Estimate delayed CVR nonparametrically with censored data
Company: Meta
Role: Data Scientist
Category: Statistics & Math
Difficulty: Medium
Interview Round: Technical Screen
Today is 2025-09-01. We need the 14-day conversion rate (CVR14) for impressions served between 2025-08-18 and 2025-09-01, but many conversions occur with unknown delays up to 14 days, so recent impressions are right-censored. You cannot assume any parametric delay distribution.
Tasks:
1) Propose a nonparametric estimator for CVR14 that uses historical cohorts to learn the time-to-convert survival function and applies it to the current, partially observed cohort (e.g., Kaplan–Meier for conversion delay with right-censoring, then inverse-probability weighting to debias the observed-to-date converts). Write formulas for the estimator and indicate the data each term uses.
2) Construct a 95% confidence interval using Greenwood’s formula for the KM variance and the delta method for the transformed CVR, stating assumptions.
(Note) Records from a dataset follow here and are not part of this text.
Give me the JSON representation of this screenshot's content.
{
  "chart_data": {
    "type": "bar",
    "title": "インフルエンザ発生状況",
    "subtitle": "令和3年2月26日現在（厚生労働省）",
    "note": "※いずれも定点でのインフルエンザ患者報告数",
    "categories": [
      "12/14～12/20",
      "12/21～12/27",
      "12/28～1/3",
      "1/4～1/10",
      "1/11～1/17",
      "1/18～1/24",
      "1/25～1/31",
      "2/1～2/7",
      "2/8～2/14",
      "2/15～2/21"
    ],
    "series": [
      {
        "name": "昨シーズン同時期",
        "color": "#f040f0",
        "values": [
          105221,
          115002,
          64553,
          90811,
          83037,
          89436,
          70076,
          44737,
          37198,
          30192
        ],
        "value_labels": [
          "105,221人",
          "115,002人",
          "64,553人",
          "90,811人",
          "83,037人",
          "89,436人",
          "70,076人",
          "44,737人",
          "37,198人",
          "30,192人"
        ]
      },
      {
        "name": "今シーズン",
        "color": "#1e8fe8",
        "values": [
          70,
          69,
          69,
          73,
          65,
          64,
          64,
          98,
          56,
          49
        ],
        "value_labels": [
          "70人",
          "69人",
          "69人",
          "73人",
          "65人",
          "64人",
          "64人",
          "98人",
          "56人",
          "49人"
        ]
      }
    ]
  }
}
Explain how you would widen intervals if you suspect non-stationarity of delays.
3) Provide a distribution-free conservative bound for CVR14 that makes minimal assumptions (e.g., DKW inequality on the empirical CDF of delays or Clopper–Pearson on observed conversions plus a worst-case bound for yet-unfinished impressions). Show how to compute it from raw counts available today.
4) Describe diagnostics to check whether the historical delay distribution is applicable now (e.g., compare covariate-shift via PSI/KS tests on traffic mix, day-of-week effects, or device splits) and how to stratify/weight if shift is detected.
5) If you can observe only aggregated daily counts of impressions and same-day conversions (no user-level data), outline an identifiable approach and the additional assumptions required to estimate or bound CVR14.
Quick Answer: This question evaluates competence in handling right-censored time-to-event data, nonparametric estimation and inference for delayed conversions, construction of confidence intervals and distribution-free bounds, diagnostic checks for nonstationarity, and reasoning about identifiability under aggregated data.